The invention may also take the form of a method, apparatus, or software including a computer readable medium having computer executable instructions for practicing the invention.
Although apparatuses and methods built and operated in accordance with the Assignee's commonly assigned U.S. patent application Ser. No. 11/111,498, provides significant improvements in the accuracy with which tows can be added during high-speed fiber placement, it has been found that the configuration and operation of prior add roller apparatuses, used for initiating the feeding of tows to be added, can be a limiting factor, due to inherent rotational inertias, and drag, which must be overcome in the prior apparatuses, before the tow to be added can be brought up to the same speed as other tows in the ply.
In order to effectively add plys on-the-fly, it is necessary that the added ply be brought up to a speed matching the speed at which existing plys are being laid down by the fiber placement head. If this is not accomplished, the added ply will tend to bunch up or be improperly placed.
As shown in FIGS. 1 and 2, in prior add roll apparatuses 10, when it is desired to add a tow 12 to a band of tows (not shown) being laid down by a fiber placement head (not shown), and add roller 14 is forced toward a feed roller 16, to thereby clamp the added tow 12 between the add roller 14 and a driving surface 18 of the feed roller 16, in such a manner that the tow 12 is fed from a spool 20 to the fiber placement head. Each of the tows in the band of tows being laid down by the fiber placement head has associated with it a respective add roller 14, with the feed roller 16 generally extending completely across the band of tows, and serving as a common drive source for feeding the tows in the band out to the fiber placement head.
As shown in FIG. 3, prior add roller apparatuses and methods have utilized add rollers 14 having an add roller width 22 which is narrower than the tow width 24.
As a result of the add roller width 22 being narrower than the tow width 24, the add roller 14 was never brought into direct contact with the rotating feed surface 18 of the feed roller 16 directly. This results in an inefficient arrangement for transferring rotational force through the added tow 12 to the add roller 14, in order to drive the add roller 14 up to a speed matching the add rollers of other plys already being laid down at high speed by the fiber placement head. The time required to spin the add roller up to the same speed as other add rollers, and the transferred rotational energy which must be diverted through the added tow 12 for bringing the add roller 14 up to speed creates an undesired delay, and limits efficiency and effectiveness of the process of adding the tow 12 to the band of tows being laid down by the fiber placement head.

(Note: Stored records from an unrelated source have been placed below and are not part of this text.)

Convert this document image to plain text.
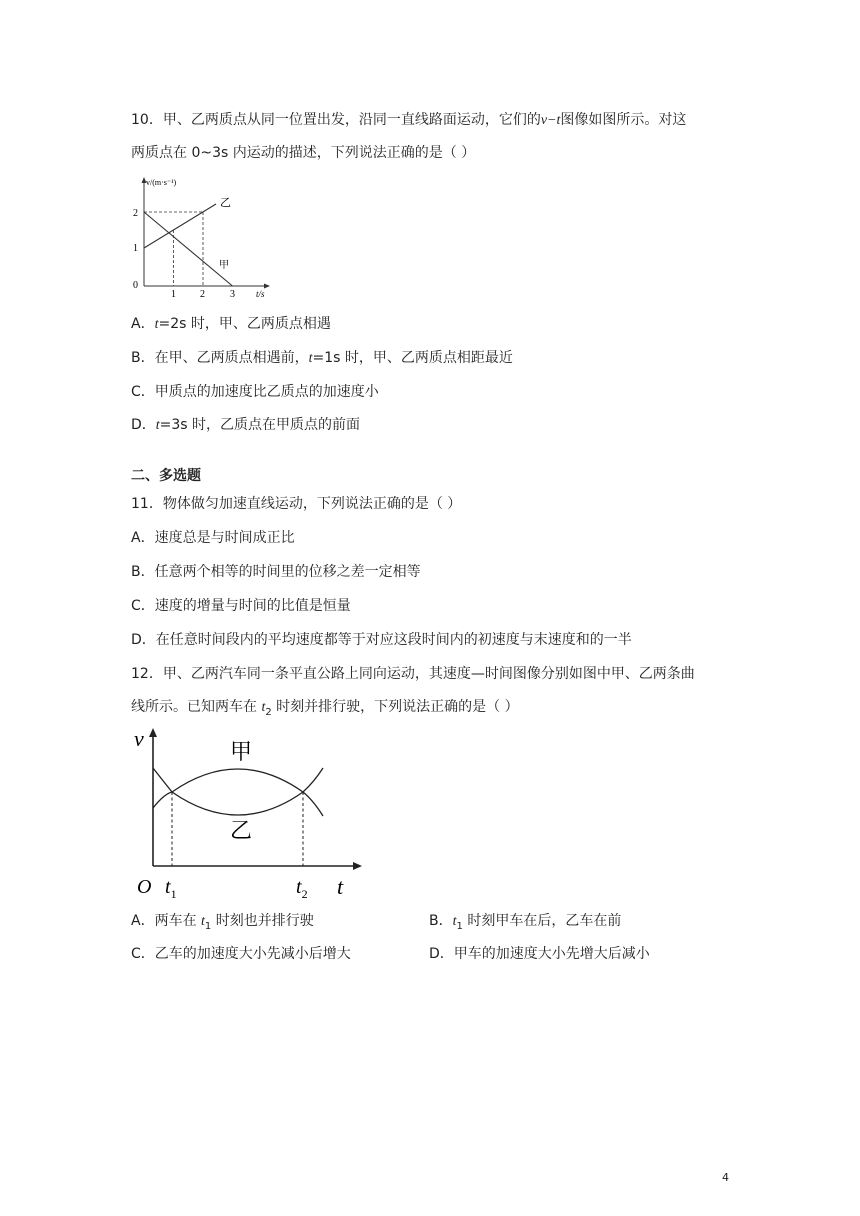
10．甲、乙两质点从同一位置出发，沿同一直线路面运动，它们的v−t图像如图所示。对这
两质点在 0~3s 内运动的描述，下列说法正确的是（ ）
v/(m·s⁻¹)
t/s
2
1
0
1 2	3
乙
甲
A．t=2s 时，甲、乙两质点相遇
B．在甲、乙两质点相遇前，t=1s 时，甲、乙两质点相距最近
C．甲质点的加速度比乙质点的加速度小
D．t=3s 时，乙质点在甲质点的前面
二、多选题
11．物体做匀加速直线运动，下列说法正确的是（ ）
A．速度总是与时间成正比
B．任意两个相等的时间里的位移之差一定相等
C．速度的增量与时间的比值是恒量
D．在任意时间段内的平均速度都等于对应这段时间内的初速度与末速度和的一半
12．甲、乙两汽车同一条平直公路上同向运动，其速度—时间图像分别如图中甲、乙两条曲
线所示。已知两车在 $t_2$ 时刻并排行驶，下列说法正确的是（ ）
v
O	t
$t_1$	$t_2$
甲
乙
A．两车在 $t_1$ 时刻也并排行驶	B．$t_1$ 时刻甲车在后，乙车在前
C．乙车的加速度大小先减小后增大	D．甲车的加速度大小先增大后减小
4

It is desirable, therefore, to provide an improved method and/or apparatus for automatically ensuring that an added tow is brought up to the same speed as existing tows passing over a feed roller of a fiber placement head, more quickly, and with greater efficiency and effectiveness than has heretofore been possible with prior add roller apparatuses and methods. It is also desirable, that such an improved method and apparatus, be usable in apparatuses and methods such as those laid out in commonly assigned U.S. patent application Ser. No. 11/111,498, and also in add roller apparatuses and methods not utilizing the improved methods and apparatuses of commonly assigned U.S. patent application Ser. No. 11/111,498.